Henry Fleeming Jenkin, engineer. (image:  wikipedia, Henry Fleeming Jenkin).

This past week we debated whether or not the Origin of Species was fundamentally hostile to established religion.  I played the part of Henry Fleeming Jenkin (1833-1885), a professor of Engineering at the University of Edinburgh.  At first I was extremely hostile to the thought of having to play the other side, because I've never doubted the validity of Darwin's theory of evolution.  I also hated the fact that Fleeming Jenkin was overtly racist ... but I had to concede that this is just to be expected from Victorian society.  Take a minute to look at the quote below:

"... Suppose a white man to have been wrecked on an island inhabited by negroes.... Our shipwrecked hero would probably become king; he would kill a great many blacks in the struggle for existence; he would have a great many wives and children, while many of his subjects would live and die as bachelors.... Our white's qualities would certainly tend very much to preserve him to good old age, and yet he would not suffice in any number of generations to turn his subjects' descendants white.... In the first generation there will be some dozens of intelligent young mulattoes, much superior in average intelligence to the negroes. We might expect the throne for some generations to be occupied by a more or less yellow king; but can any one believe that the whole island will gradually acquire a white, or even a yellow population...? Here is a case in which a variety was introduced, with far greater advantages than any sport every heard of, advantages tending to its preservation, and yet powerless to perpetuate the new variety."  (quote:  Wikipedia,  http://en.wikipedia.org/wiki/Swamping_argument)
At first, Jenkin's argument struck me as stupid.  But I realize now that this was my brain putting up a wall to something that seems ludicrous when juxtaposed with 21st century understandings of genetics.  After reading several analyses of Jenkin's argument, I eventually came to understand why his criticisms presented a serious problem for Darwin's Origin at the time.  Fleeming Jenkin's point encapsulates the Victorian understanding of inheritance:  blending inheritance.  At the time the theory was published, most Victorians thought that offspring were destined to be an average between the two parents.

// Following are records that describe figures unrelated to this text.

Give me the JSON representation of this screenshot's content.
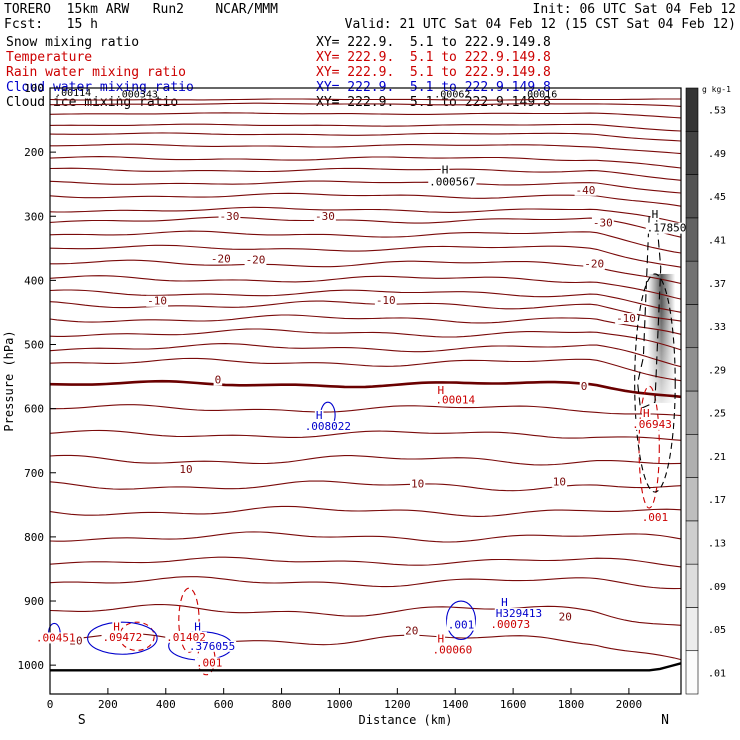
{
  "header": {
    "model": "TORERO  15km ARW   Run2    NCAR/MMM",
    "init": "Init: 06 UTC Sat 04 Feb 12",
    "fcst": "Fcst:   15 h",
    "valid": "Valid: 21 UTC Sat 04 Feb 12 (15 CST Sat 04 Feb 12)",
    "fields": [
      {
        "name": "Snow mixing ratio",
        "xy": "XY= 222.9.  5.1 to 222.9.149.8",
        "color": "#000000"
      },
      {
        "name": "Temperature",
        "xy": "XY= 222.9.  5.1 to 222.9.149.8",
        "color": "#cc0000"
      },
      {
        "name": "Rain water mixing ratio",
        "xy": "XY= 222.9.  5.1 to 222.9.149.8",
        "color": "#cc0000"
      },
      {
        "name": "Cloud water mixing ratio",
        "xy": "XY= 222.9.  5.1 to 222.9.149.8",
        "color": "#0000cc"
      },
      {
        "name": "Cloud ice mixing ratio",
        "xy": "XY= 222.9.  5.1 to 222.9.149.8",
        "color": "#000000"
      }
    ]
  },
  "chart_data": {
    "type": "cross-section contour",
    "xlabel": "Distance (km)",
    "ylabel": "Pressure (hPa)",
    "xlim": [
      0,
      2180
    ],
    "ylim": [
      1045,
      100
    ],
    "x_ticks": [
      0,
      200,
      400,
      600,
      800,
      1000,
      1200,
      1400,
      1600,
      1800,
      2000
    ],
    "y_ticks": [
      100,
      200,
      300,
      400,
      500,
      600,
      700,
      800,
      900,
      1000
    ],
    "end_labels": {
      "left": "S",
      "right": "N"
    },
    "temperature_contours_C": [
      -40,
      -30,
      -20,
      -10,
      0,
      10,
      20
    ],
    "temperature_labels": [
      {
        "text": "-40",
        "x": 1850,
        "p": 265
      },
      {
        "text": "-30",
        "x": 620,
        "p": 306
      },
      {
        "text": "-30",
        "x": 950,
        "p": 306
      },
      {
        "text": "-30",
        "x": 1910,
        "p": 316
      },
      {
        "text": "-20",
        "x": 590,
        "p": 372
      },
      {
        "text": "-20",
        "x": 710,
        "p": 374
      },
      {
        "text": "-20",
        "x": 1880,
        "p": 380
      },
      {
        "text": "-10",
        "x": 370,
        "p": 438
      },
      {
        "text": "-10",
        "x": 1160,
        "p": 437
      },
      {
        "text": "-10",
        "x": 1990,
        "p": 465
      },
      {
        "text": "0",
        "x": 580,
        "p": 561
      },
      {
        "text": "0",
        "x": 1845,
        "p": 571
      },
      {
        "text": "10",
        "x": 470,
        "p": 700
      },
      {
        "text": "10",
        "x": 1270,
        "p": 723
      },
      {
        "text": "10",
        "x": 1760,
        "p": 720
      },
      {
        "text": "20",
        "x": 90,
        "p": 968
      },
      {
        "text": "20",
        "x": 1250,
        "p": 952
      },
      {
        "text": "20",
        "x": 1780,
        "p": 930
      }
    ],
    "extrema_labels": [
      {
        "text": "H",
        "x": 1365,
        "p": 233,
        "color": "#000000"
      },
      {
        "text": ".000567",
        "x": 1390,
        "p": 252,
        "color": "#000000"
      },
      {
        "text": "H",
        "x": 2090,
        "p": 303,
        "color": "#000000"
      },
      {
        "text": ".17850",
        "x": 2130,
        "p": 324,
        "color": "#000000"
      },
      {
        "text": "H",
        "x": 1350,
        "p": 577,
        "color": "#cc0000"
      },
      {
        "text": ".00014",
        "x": 1400,
        "p": 592,
        "color": "#cc0000"
      },
      {
        "text": "H",
        "x": 930,
        "p": 616,
        "color": "#0000cc"
      },
      {
        "text": ".008022",
        "x": 960,
        "p": 633,
        "color": "#0000cc"
      },
      {
        "text": "H",
        "x": 2060,
        "p": 613,
        "color": "#cc0000"
      },
      {
        "text": ".06943",
        "x": 2080,
        "p": 630,
        "color": "#cc0000"
      },
      {
        "text": ".001",
        "x": 2090,
        "p": 775,
        "color": "#cc0000"
      },
      {
        "text": ".001",
        "x": 1420,
        "p": 943,
        "color": "#0000cc"
      },
      {
        "text": "H",
        "x": 1570,
        "p": 908,
        "color": "#0000cc"
      },
      {
        "text": "H329413",
        "x": 1620,
        "p": 925,
        "color": "#0000cc"
      },
      {
        "text": ".00073",
        "x": 1590,
        "p": 942,
        "color": "#cc0000"
      },
      {
        "text": "H",
        "x": 1350,
        "p": 965,
        "color": "#cc0000"
      },
      {
        "text": ".00060",
        "x": 1390,
        "p": 982,
        "color": "#cc0000"
      },
      {
        "text": ".00451",
        "x": 20,
        "p": 963,
        "color": "#cc0000"
      },
      {
        "text": "H",
        "x": 230,
        "p": 946,
        "color": "#cc0000"
      },
      {
        "text": ".09472",
        "x": 250,
        "p": 962,
        "color": "#cc0000"
      },
      {
        "text": "H",
        "x": 510,
        "p": 946,
        "color": "#0000cc"
      },
      {
        "text": ".01402",
        "x": 470,
        "p": 962,
        "color": "#cc0000"
      },
      {
        "text": ".376055",
        "x": 560,
        "p": 976,
        "color": "#0000cc"
      },
      {
        "text": ".001",
        "x": 550,
        "p": 1002,
        "color": "#cc0000"
      }
    ],
    "top_overlap_labels": [
      {
        "text": ".00114",
        "x": 80,
        "p": 108
      },
      {
        "text": ".000343",
        "x": 300,
        "p": 110
      },
      {
        "text": ".00062",
        "x": 1390,
        "p": 110
      },
      {
        "text": ".00016",
        "x": 1690,
        "p": 110
      }
    ],
    "colorbar": {
      "unit": "g kg-1",
      "levels": [
        0.01,
        0.05,
        0.09,
        0.13,
        0.17,
        0.21,
        0.25,
        0.29,
        0.33,
        0.37,
        0.41,
        0.45,
        0.49,
        0.53
      ]
    }
  }
}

The mechanism of blending inheritance, where the parents' characteristics are averaged within the offspring.  (Image:  wikipedia, blending inheritance).
How could evolution happen if random characteristics (a 'sport of nature', as Jenkin states) didn't proliferate within offspring?  How would a seafaring creature ever have acquired characteristics that allowed them to walk on land without new characteristics carrying on within offspring?  Under the hegemony of blending inheritance, Jenkin argues that the number of individuals with a new, random characteristic (such as a leg instead of a fin) would have to far outnumber the others without the characteristic for the new species to develop.  In Jenkin's eyes, even if a fish with legs had developed at one point, its characteristic would just fade away eventually, like the "white man... wrecked on an island inhabited by negroes."

I never realized until this point how difficult it was for Darwin when his theory was first conceived.  It required modern genetics for the ideas included within to be entirely acceptable.  Our modern conception of particulate inheritance, based on the work of Gregor Mendel, solved the problem.  Mendel worked with pea plants at the same time Darwin's theory was being contested, but the importance of his theory remained unrecognized until the 20th century.  (source:  http://en.wikipedia.org/wiki/Gregor_mendel).

Particulate inheritance, as set out by Mendel.  (image:  wikipedia, Mendelian inheritance).
Anyways, after this debate, I find myself much more able to empathize with views of evolution within the Victorian Era.  I think this is a great thing, because my mind had so much resistance at first.  I believe now I can take more issues from this time period at face value, and really get to understand why they were that way, and not just look at these issues as a series of context-less facts.